Nehmt nicht an der online Umfrage des CHE teil. Spart euch also die Zeit. Kommt dafür lieber zum nächsten Kneipenabend des FSR ;-)

FSR Sport - Universität Leipzig

In Leipzig hat das Ranking des Bertelsmann nahen Centrums für Hochschulentwicklung (CHE) seit geraumer Zeit einen schweren Stand. Bis in den Fachschaftsrat Sport wurde über das Ende einer Zusammenarbeit diskutiert - nicht nur wegen "fraglicher Methoden" und "mangelnder Aussagekraft", sondern auch unter der Fragestellung, inwieweit durch den ständigen Vergleich "ein Konformitäts- und Anpassungsdruck auf alle Hochschulen" ausgeübt werde - und der "undemokratische Einfluss eines Privatunternehmens" spielte ebenfalls eine wichtige Rolle.

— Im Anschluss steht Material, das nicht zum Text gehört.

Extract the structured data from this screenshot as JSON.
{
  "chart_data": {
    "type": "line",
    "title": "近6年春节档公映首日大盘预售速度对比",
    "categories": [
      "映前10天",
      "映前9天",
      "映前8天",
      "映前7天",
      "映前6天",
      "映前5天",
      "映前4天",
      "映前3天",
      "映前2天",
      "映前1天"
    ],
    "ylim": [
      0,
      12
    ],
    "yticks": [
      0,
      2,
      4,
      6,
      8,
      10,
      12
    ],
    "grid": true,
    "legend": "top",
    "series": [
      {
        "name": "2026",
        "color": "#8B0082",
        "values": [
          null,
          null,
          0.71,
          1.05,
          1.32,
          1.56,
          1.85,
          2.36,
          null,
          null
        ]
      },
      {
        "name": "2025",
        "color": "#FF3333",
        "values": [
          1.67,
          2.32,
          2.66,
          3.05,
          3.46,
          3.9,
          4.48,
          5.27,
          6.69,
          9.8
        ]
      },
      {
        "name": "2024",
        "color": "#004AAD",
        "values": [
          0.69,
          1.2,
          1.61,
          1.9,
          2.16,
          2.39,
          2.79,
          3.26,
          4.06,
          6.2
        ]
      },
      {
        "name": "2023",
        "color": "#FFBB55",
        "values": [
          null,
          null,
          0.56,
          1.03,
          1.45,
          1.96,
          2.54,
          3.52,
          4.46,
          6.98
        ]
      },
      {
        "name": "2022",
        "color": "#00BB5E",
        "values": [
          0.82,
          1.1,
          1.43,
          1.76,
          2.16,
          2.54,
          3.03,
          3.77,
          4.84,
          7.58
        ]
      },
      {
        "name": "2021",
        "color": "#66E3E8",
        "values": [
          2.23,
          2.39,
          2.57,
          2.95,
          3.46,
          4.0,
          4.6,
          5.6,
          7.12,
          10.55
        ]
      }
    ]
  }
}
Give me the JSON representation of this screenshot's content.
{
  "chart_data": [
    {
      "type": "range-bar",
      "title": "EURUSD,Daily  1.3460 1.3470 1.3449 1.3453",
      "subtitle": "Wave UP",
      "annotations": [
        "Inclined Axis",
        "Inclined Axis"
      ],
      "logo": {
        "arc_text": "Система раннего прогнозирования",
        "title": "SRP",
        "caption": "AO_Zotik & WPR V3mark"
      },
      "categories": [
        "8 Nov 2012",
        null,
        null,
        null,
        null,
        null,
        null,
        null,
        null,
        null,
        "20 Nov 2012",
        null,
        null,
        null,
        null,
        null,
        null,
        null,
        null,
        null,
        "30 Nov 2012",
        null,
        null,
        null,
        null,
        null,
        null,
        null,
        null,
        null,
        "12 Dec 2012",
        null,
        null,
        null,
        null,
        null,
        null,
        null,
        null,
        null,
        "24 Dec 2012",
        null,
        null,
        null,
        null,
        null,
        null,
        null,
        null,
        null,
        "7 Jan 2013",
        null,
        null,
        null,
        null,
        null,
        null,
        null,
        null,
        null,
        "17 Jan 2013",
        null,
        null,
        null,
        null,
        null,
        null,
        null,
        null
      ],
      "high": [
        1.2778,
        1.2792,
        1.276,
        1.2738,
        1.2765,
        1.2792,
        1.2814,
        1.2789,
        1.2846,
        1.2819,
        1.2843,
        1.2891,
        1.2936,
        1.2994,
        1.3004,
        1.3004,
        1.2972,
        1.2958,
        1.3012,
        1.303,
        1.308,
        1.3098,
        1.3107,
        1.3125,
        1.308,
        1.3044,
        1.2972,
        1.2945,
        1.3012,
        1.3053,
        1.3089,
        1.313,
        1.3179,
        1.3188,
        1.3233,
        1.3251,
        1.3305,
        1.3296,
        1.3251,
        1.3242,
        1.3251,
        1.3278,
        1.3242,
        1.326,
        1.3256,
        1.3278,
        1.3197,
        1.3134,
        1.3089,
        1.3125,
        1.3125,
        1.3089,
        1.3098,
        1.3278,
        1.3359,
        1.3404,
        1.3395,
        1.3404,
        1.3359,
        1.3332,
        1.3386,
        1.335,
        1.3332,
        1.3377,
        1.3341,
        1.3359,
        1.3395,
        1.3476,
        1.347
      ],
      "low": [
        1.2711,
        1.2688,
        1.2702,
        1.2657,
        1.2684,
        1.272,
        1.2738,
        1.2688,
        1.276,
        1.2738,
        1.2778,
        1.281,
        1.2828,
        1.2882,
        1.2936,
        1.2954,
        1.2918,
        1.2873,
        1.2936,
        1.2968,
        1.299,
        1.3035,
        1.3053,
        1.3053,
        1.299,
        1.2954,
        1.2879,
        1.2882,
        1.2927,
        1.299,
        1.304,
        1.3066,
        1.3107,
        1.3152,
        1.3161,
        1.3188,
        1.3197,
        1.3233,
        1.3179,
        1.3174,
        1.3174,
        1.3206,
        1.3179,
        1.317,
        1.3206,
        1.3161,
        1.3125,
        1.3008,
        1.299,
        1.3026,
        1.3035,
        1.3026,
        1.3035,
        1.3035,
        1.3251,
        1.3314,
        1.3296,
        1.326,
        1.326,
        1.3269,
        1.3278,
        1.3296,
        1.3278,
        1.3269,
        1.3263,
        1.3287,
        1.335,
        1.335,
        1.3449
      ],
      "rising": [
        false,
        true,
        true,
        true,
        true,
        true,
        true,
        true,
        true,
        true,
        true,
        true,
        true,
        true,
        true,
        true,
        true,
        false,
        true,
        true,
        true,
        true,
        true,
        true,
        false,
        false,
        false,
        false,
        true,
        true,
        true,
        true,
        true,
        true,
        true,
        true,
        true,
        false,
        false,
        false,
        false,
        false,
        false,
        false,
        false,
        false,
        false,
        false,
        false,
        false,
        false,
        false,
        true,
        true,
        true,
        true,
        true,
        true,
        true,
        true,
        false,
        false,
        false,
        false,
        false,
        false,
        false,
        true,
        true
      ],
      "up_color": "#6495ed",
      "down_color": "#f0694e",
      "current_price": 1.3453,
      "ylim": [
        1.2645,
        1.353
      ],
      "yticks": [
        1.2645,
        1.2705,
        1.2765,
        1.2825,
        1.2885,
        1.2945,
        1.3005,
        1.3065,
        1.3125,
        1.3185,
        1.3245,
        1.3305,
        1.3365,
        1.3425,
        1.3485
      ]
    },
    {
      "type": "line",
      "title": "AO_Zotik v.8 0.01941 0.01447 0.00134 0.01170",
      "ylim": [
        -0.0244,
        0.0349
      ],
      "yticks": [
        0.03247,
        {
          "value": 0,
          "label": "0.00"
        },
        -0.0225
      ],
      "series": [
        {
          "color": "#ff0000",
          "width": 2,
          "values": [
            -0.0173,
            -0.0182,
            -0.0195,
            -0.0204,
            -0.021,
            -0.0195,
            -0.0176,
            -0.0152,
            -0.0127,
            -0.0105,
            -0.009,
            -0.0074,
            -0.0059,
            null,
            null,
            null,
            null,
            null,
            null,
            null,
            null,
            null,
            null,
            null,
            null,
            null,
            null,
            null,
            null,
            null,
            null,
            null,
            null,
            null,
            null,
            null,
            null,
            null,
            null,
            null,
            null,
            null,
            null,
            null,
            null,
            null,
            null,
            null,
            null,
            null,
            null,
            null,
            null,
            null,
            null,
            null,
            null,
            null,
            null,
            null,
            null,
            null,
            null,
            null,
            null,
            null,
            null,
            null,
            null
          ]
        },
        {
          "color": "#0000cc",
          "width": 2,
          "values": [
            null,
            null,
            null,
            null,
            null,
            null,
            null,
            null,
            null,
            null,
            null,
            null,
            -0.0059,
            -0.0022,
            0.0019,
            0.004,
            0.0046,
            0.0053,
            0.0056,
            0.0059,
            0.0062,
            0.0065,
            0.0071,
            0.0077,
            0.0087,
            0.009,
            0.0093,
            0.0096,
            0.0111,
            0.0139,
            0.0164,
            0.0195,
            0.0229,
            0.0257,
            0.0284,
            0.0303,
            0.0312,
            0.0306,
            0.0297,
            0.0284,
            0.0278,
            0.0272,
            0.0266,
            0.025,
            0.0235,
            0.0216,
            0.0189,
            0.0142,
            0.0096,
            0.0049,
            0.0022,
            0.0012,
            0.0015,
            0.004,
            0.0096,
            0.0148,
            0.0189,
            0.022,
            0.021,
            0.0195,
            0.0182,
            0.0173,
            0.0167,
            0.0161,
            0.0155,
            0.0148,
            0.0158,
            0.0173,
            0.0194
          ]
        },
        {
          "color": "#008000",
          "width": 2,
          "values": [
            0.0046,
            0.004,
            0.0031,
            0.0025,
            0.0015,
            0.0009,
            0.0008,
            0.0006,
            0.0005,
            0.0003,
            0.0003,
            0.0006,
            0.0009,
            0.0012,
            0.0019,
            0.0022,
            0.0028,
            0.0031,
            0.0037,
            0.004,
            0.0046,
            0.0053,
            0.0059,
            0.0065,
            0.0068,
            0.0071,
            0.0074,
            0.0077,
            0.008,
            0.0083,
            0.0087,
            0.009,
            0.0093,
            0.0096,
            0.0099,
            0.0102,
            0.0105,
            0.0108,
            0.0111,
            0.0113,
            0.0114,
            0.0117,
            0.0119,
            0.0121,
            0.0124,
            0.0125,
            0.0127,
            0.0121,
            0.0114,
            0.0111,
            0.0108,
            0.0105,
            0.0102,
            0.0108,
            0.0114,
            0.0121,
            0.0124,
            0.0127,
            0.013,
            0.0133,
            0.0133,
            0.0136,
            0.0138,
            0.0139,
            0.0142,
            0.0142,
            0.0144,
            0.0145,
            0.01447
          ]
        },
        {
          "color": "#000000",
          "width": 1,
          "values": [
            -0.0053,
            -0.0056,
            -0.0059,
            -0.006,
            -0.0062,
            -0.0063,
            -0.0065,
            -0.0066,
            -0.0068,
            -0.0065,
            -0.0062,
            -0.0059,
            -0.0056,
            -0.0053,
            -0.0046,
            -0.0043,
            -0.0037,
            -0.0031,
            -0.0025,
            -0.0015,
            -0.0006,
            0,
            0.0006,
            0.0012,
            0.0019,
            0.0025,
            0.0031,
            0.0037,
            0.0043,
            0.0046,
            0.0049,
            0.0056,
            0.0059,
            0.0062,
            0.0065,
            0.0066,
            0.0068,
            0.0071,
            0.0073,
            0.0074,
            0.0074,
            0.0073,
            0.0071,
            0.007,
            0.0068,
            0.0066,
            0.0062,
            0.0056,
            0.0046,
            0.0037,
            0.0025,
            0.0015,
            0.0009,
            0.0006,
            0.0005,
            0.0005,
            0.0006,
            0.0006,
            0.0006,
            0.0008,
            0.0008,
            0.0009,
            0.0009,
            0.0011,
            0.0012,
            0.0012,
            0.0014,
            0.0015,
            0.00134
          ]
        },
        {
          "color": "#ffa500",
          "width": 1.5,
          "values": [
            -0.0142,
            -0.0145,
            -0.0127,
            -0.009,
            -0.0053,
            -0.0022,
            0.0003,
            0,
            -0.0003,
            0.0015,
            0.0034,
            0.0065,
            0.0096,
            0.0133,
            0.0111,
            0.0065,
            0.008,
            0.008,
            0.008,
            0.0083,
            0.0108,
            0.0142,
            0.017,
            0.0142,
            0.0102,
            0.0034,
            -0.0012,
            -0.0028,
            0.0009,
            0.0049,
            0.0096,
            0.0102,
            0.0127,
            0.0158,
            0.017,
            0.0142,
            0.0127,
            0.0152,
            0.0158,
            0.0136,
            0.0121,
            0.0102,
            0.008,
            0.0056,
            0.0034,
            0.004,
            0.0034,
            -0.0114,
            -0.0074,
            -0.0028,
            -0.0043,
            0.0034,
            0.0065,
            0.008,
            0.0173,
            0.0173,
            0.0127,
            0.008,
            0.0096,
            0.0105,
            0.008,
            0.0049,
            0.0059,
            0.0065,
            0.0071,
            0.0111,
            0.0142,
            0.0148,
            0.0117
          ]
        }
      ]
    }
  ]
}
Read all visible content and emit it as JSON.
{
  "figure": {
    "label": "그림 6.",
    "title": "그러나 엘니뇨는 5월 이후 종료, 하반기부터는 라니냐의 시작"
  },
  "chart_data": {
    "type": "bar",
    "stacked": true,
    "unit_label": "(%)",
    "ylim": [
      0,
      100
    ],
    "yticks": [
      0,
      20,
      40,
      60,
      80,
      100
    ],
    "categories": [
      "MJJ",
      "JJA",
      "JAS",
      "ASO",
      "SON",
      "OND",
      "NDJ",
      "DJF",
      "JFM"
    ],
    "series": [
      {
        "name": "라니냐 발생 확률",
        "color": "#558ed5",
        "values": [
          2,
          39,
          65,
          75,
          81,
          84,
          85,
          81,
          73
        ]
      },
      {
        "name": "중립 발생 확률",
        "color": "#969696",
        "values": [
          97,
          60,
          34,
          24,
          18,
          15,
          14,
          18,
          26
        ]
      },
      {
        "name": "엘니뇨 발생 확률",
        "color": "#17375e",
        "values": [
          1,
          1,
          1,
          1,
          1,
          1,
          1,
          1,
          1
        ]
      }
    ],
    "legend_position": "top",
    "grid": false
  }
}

Der am 19. September veröffentlichte Grundsatzbeschluss des Präsidiums der Universität Hamburg geht weniger ins Detail als ins Grundsätzliche. Denn die Hochschule will in Zukunft nicht nur die Anfragen des CHE unbeantwortet lassen, sondern generell nicht mehr an Aktionen teilnehmen, "die geeignet sind, deutsche und internationale Universitäten gegeneinander auszuspielen". Das gilt dann wohl auch für das Shanghai-Ranking.

Der Wissensdurst der Ranking-Experten beeinträchtige mittlerweile die Arbeit von Verwaltung und Wissenschaft "erheblich" und verursache überdies "wachsende Kostenaufwendungen" für Recherche und Aufbereitung. Daneben beklagen die Hamburger "erhebliche methodische Mängel" und befürchten negative Auswirkungen auf das Ansehen der eigenen Universität. Schließlich hätten Rankings und Umfragen trotz ihrer zweifelhaften Rufs …

… gleichwohl Auswirkungen auf die Bewertung der Qualität und Leistungsfähigkeit der Universität und damit auf das Bewerbungsverhalten von Studierenden, auf die Zuwendungsbereitschaft von Staat und Drittmittelgebern.

Präsidium der Universität Hamburg, 19. September 2012

Schon seit Jahren kündigen Hochschulen oder einzelne Fachbereiche dem CHE die Zusammenarbeit auf (Umstrittene Rankings, verpatzte Bologna-Reform). Dass der Streit im Sommer 2012 besonders hohe Wellen schlägt, hängt mit der Deutschen Gesellschaft für Soziologie (DGS) zusammen.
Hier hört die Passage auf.